8 each chicken breast fillets
2 tablespoon light soy sauce
2 teaspoon lime juice
2 teaspoon sesame oil
100 gm peanuts - roasted, unsalted
3 each spring onions - chopped
2 each garlic cloves
1 teaspoon curry powder
1 teaspoon ground cumin
1/2 teaspoon ground coriander
1 tablespoon honey
2 teaspoon light soy sauce
1 cup water
1. Cut chicken fillets into long thin strips, thread onto 32 skewers in a weaving fashion.

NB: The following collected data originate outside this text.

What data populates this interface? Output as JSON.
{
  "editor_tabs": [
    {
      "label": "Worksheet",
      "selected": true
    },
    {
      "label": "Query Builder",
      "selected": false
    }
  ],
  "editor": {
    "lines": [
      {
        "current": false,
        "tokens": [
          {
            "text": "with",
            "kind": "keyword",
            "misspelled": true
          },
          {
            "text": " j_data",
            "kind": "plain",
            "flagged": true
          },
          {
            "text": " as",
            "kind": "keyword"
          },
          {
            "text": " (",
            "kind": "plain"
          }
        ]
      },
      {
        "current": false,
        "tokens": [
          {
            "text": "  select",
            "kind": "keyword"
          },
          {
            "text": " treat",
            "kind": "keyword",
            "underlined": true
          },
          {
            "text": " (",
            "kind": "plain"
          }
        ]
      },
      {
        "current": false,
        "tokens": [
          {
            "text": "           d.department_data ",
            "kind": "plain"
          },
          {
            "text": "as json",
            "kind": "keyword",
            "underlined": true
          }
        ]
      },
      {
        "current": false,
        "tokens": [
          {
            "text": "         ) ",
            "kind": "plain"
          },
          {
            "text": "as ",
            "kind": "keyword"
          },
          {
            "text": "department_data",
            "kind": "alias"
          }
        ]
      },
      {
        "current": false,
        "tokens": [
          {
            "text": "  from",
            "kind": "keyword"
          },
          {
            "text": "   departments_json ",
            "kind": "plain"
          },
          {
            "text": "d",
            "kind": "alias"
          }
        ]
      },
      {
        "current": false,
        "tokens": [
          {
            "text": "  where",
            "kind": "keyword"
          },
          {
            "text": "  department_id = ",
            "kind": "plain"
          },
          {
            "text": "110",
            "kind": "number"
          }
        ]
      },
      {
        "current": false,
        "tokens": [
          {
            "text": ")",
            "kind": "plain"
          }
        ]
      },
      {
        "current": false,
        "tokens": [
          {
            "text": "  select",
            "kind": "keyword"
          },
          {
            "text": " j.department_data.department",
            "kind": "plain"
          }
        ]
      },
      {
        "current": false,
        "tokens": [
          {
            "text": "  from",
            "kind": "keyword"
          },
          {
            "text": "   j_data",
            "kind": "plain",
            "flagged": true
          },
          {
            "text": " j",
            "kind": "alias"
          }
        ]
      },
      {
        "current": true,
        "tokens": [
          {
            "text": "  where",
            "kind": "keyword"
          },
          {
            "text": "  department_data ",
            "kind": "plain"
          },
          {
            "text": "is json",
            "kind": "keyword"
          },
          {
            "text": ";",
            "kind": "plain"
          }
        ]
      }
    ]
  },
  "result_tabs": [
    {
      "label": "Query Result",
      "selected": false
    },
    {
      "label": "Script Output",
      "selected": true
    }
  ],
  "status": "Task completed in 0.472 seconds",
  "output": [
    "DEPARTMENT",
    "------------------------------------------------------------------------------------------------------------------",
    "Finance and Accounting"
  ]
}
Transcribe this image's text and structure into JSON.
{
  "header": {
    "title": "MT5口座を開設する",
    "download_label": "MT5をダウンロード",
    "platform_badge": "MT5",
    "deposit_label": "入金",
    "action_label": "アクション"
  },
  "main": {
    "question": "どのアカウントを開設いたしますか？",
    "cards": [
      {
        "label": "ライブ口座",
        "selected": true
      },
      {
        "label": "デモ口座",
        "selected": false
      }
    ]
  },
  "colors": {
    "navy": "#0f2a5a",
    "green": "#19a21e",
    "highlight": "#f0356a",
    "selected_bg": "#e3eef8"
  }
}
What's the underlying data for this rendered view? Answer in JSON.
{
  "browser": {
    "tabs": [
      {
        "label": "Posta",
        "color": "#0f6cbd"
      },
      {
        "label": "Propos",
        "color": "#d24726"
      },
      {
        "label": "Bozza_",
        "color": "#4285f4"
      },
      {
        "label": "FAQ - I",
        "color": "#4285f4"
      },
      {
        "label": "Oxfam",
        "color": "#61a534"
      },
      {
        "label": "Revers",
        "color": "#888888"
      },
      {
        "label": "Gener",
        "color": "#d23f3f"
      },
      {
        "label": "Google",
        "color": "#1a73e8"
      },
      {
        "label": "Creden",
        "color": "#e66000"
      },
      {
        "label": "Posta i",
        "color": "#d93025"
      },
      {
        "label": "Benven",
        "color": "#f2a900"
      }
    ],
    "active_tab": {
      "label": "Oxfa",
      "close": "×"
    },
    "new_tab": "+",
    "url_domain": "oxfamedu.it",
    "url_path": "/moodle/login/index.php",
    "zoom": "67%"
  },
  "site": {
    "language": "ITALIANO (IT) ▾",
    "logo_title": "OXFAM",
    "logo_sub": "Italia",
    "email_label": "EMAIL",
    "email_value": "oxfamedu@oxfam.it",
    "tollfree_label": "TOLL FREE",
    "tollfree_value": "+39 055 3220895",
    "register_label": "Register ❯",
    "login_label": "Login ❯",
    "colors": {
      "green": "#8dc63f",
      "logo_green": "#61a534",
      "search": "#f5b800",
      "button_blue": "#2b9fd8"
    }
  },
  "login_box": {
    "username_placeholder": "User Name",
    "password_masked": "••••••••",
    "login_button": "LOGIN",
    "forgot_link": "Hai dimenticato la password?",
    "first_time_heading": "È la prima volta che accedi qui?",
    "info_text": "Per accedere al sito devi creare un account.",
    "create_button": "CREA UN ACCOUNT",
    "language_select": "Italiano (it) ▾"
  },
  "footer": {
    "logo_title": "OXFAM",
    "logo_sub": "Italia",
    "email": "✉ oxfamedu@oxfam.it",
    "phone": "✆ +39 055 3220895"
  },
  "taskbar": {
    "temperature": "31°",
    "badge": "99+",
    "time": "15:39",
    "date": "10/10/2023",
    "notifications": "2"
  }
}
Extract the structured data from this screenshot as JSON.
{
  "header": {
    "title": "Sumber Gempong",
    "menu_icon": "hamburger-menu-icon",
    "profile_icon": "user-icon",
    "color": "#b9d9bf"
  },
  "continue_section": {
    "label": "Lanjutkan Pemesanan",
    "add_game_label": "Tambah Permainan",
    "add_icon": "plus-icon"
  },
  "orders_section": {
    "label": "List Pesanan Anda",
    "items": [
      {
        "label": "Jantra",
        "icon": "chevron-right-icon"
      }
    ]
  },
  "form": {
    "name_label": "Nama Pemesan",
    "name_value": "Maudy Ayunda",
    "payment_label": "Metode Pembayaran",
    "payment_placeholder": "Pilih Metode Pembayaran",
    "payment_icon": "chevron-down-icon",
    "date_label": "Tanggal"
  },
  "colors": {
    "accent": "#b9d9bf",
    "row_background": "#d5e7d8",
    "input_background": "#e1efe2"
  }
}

2. To make Peanut Sauce: Combine peanuts in a food processor with spring onions, garlic, curry powder, cumin, coriander, honey, soy sauce and water. Blend until smooth. Pour into a pan, stir over medium heat for 3 minutes or until sauce is reduced and thickened.
3. Cook chicken satays under preheated grill for 3 minutes on each side, or until just cooked. During cooking, brush satays with combined soy sauce, lime juice and sesame oil.
4. Serve immediately with hot Peanut Sauce.
NOTE: Peanut Sauce may be made up a day in advance and stored in the refrigerator. Reheat over low heat.
HINT: If using wooden skewers, soak them in water for at least 10 minutes before using to prevent the skewers burning during cooking.